Self-Driving Cars Required Humans To Intervene Thousands Of Times Last Year

Self-Driving Cars Required Humans to Intervene Thousands of Times Last Year

As part of US regulations surrounding self-driving cars, anyone with a permit to test an autonomous vehicle in California has to report how often the human driver is forced to take control from the computer. The first round of filings is in, and it's not all good for the machines. Overall, seven companies filed a report covering "disengagements" in the 15-month period between September 2014 and November 2015. The California DMV defines a disengagement as either the self-driving software failing and needing a human to take control, or the test driver feeling compelled to take control to avoid a dangerous situation.

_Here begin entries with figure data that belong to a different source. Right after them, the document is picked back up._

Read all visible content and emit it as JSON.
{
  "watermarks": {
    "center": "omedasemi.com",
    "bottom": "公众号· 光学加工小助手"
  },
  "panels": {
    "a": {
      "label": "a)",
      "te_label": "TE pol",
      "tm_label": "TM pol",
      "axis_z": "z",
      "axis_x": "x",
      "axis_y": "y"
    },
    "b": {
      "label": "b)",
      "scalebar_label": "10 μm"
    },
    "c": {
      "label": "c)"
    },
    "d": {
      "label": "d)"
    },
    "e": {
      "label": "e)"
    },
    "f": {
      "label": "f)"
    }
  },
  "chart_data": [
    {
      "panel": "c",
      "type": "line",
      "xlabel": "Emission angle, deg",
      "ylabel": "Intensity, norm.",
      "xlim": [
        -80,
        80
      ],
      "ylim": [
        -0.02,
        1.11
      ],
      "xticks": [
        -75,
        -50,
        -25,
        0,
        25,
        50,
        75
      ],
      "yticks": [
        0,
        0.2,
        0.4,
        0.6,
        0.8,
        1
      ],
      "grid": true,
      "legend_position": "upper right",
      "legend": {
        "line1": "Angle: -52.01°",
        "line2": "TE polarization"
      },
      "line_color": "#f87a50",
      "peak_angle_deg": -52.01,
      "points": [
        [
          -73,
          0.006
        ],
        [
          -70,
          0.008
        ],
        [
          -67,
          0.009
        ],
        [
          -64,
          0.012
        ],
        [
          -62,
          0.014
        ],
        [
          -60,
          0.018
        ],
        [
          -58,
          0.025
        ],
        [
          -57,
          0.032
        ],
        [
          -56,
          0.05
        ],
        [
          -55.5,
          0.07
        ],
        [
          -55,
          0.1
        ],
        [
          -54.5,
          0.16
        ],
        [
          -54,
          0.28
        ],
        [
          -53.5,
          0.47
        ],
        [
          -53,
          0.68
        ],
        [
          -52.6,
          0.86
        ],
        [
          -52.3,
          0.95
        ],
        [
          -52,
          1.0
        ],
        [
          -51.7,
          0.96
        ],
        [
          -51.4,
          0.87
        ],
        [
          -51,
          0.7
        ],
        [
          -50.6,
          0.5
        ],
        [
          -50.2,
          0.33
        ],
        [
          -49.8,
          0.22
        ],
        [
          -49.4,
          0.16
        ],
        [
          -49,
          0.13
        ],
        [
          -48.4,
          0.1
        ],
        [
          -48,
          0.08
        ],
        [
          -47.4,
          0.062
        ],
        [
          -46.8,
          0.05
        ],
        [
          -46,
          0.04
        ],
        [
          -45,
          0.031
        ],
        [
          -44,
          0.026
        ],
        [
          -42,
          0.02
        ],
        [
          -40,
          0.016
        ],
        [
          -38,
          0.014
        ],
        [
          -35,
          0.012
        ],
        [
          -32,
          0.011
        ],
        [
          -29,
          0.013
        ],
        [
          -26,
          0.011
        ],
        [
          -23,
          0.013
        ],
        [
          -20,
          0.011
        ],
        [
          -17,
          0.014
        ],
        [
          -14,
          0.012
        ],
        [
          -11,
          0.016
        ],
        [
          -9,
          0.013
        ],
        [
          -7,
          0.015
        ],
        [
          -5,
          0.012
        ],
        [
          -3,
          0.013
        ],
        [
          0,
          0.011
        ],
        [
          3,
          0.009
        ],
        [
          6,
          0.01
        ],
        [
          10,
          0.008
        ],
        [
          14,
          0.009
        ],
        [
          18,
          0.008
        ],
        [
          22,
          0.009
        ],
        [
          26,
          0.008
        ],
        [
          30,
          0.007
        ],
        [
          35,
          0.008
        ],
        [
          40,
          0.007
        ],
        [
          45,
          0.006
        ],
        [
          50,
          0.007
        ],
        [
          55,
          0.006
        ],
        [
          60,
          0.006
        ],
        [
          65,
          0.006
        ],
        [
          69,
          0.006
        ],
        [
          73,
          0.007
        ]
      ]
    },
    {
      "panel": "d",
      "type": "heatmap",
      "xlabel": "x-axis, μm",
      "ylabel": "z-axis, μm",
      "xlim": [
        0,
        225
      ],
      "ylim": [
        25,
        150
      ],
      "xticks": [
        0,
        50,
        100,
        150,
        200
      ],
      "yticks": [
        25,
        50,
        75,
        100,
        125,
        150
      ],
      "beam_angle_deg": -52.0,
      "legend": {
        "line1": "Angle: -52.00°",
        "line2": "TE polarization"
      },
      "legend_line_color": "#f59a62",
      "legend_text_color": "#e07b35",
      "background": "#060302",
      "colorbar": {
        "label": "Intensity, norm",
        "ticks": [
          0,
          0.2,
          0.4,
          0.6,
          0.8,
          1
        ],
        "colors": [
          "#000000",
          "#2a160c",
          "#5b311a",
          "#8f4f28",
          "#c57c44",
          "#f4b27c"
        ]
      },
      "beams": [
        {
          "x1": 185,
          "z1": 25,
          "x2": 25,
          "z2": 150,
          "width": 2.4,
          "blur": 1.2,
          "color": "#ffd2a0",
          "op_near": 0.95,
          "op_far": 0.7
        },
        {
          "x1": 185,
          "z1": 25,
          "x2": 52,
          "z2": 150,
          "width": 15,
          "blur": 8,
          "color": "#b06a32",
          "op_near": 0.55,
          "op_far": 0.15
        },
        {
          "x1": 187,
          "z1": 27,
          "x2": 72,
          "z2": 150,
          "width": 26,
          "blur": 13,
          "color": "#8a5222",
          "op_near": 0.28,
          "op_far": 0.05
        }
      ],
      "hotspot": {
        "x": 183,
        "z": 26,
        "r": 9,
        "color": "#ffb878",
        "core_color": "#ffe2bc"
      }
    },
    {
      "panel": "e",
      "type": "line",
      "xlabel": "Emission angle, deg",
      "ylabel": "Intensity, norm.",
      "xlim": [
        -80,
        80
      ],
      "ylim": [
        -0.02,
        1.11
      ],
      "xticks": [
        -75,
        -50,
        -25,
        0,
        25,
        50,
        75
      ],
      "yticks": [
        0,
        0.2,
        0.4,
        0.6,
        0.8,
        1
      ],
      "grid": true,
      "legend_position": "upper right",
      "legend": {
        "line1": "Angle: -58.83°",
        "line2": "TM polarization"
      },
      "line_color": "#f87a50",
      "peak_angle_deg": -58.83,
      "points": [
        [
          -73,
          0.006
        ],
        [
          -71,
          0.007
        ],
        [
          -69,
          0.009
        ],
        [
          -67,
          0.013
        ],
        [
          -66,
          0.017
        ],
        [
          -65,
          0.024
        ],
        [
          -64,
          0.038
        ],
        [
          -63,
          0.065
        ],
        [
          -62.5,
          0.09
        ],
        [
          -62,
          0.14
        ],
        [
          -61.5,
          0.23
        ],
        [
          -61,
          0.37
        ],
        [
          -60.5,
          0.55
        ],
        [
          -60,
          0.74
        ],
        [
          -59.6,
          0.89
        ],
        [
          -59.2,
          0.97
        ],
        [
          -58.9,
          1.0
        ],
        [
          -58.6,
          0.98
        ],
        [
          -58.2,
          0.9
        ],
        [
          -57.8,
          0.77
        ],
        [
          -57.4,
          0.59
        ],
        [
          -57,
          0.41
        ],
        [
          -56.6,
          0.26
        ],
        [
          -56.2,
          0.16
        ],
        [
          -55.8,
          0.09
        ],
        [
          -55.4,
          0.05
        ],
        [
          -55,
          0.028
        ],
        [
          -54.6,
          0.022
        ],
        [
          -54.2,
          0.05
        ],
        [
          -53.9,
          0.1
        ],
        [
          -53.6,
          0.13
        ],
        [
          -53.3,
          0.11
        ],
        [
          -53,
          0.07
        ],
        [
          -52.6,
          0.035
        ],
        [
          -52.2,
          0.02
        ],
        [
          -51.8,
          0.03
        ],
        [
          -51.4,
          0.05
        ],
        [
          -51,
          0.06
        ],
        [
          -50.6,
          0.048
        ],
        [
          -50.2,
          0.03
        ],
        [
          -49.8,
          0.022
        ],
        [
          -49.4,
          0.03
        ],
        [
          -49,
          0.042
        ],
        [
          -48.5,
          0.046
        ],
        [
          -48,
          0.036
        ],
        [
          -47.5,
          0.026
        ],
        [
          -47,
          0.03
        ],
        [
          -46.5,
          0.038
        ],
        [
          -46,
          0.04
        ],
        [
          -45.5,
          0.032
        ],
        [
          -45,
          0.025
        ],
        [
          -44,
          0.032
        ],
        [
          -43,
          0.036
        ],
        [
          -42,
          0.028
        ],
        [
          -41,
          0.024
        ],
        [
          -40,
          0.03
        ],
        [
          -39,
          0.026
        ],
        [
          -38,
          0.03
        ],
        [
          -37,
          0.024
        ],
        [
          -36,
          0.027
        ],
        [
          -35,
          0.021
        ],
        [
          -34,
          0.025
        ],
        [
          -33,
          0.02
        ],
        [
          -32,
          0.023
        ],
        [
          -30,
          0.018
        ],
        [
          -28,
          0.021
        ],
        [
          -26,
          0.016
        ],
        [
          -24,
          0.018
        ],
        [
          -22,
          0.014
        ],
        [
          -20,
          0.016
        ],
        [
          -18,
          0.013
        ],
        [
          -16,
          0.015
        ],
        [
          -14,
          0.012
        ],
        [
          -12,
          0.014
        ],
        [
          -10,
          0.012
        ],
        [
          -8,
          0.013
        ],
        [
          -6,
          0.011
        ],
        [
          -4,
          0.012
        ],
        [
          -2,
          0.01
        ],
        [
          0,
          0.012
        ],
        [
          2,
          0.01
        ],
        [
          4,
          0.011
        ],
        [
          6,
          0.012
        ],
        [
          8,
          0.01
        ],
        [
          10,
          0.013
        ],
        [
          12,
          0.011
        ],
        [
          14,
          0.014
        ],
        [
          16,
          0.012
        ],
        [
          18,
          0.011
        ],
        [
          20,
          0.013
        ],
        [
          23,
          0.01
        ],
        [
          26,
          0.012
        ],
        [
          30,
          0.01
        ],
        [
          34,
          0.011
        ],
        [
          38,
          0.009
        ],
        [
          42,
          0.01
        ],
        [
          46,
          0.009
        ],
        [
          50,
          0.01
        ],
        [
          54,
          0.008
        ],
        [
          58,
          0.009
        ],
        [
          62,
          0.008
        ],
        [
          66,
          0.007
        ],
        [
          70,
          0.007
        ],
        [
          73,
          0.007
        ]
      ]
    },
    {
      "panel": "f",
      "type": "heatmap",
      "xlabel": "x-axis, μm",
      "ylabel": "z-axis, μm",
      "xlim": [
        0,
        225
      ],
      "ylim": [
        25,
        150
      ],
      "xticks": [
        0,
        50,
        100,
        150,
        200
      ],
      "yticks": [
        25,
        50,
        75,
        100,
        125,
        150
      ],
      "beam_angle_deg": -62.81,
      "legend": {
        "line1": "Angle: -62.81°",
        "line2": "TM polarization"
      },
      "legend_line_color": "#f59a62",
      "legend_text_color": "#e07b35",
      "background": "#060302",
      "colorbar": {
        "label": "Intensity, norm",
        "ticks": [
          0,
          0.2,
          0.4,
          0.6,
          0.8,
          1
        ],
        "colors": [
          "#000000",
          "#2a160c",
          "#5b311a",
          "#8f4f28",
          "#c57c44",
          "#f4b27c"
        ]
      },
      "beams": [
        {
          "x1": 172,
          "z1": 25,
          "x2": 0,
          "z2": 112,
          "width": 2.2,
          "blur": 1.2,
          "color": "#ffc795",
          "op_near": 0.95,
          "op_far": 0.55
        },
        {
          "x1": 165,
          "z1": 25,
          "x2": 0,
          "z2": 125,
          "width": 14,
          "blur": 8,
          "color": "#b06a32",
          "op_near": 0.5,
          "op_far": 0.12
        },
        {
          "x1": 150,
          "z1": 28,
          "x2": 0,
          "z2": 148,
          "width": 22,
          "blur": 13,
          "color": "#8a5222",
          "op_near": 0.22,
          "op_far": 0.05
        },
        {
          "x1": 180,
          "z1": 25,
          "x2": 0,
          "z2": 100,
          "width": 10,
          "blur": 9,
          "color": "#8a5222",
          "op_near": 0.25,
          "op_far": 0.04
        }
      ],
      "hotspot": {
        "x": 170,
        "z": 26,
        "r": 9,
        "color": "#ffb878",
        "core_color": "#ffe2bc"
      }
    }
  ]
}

Between the seven companies that filed, there were 2894 disengagements logged. Google recorded a total of 341, while Tesla's sitting pretty at zero. Of course, a disengagement doesn't mean the car was about to crash, and Google defended its results with the same argument:

Disengagements are a critical part of the testing process that allows our engineers to expand the software's capabilities and identify areas of improvement. Our objective is not to minimise disengagements; rather, it is to gather, while operating safely, as much data as possible to enable us to improve our self-driving system. Therefore, we set disengagement thresholds conservatively, and each is carefully recorded.

The numbers also don't make any recognition of improvements Google has made to its self-driving technology: the highest number of disengagements (48) occurred in January 2015, when Google's cars drove 29,000km; in October, when the cars drove 75,600km, only 11 disengagements took place.

The reports aren't a glowing endorsement of self-driving cars: In order for robot drivers to gain mainstream acceptance, the error rate will have to be ridiculously low, and 15 potential crashes per 100,000km is far from perfect. But in the space of 10 months, Google's cars got ten times better; just imagine what a few more years of training will do.


Image via Google



    This is why you do testing. Keep improving the way they are, the rate will be acceptably low in very short order. Then its up to the governments to approve them, the companies to release them, and the public to accept them.

    If you ran it the other way, had AI inside vehicles monitoring the human drivers, I am pretty sure the AI would have had to intervene thousands of times to take control to avoid a dangerous situation. Just look at the accident stats...

      Interestingly there's good data on accidents, but mostly that which results in injury or death/
      According to the ABS in 2014 Australians drove ~245billion kms in 12 months.

      If you applied that October number of disengagements / km (1:6,800km) to the number from the ABS it would be 92mil disengagements in Australia alone.

      That doesn't mean a disengagement would result in a crash or injury, but it's still a significant number when you look at how many kms are travelled.

        ABS 2014 - there were 1,156 road fatalities
        Dept infrastructure 2012 - 34,000 road hospitalisations

    Bear in mind that disengagement doesn't always equal potential crash. There was another article that described some of the problems the AI has - namely that it's too cautious. Some of these situations where humans took over could be situations like that - where the AI wasn't willing to proceed because it decided it was too risky. ie: it was actively stopping the car to *prevent* a crash.

    You could liken the current state of the AI to an overly cautious learner driver doing their practical license test, trying desperately not to mess up in front of the examiner.

    I'm not necessarily a fan of self driving cars, but it's interesting to see how they progress.

      I remember a situation where someone had reported they had actually caused one of the Google cars to take no action. They were riding their bike and stopped at a 4-way stop sign, but instead of putting their foot down they balanced on their wheels. Because they were moving slightly, the car just wouldn't go and in the end he just rode his bike through.

    Tesla at 0 is actually concerning given that I've seen YouTube videos of 5 situations where owners have had to take control. It makes me wonder about the extent of Tesla's testing. I guess it's only in California and for a limited period.

    How does the "15 potential crashes per 100,000km" figure compare with the actual crashes per 100,000km for regular cars?

    It'd be nice if they could get the number down to zero, but presumably there will be a point where self driving cars still occasionally kill someone but are better than the alternative.

    2891 disengagements were due to the driver, in frustration, overriding the car's better choice in music.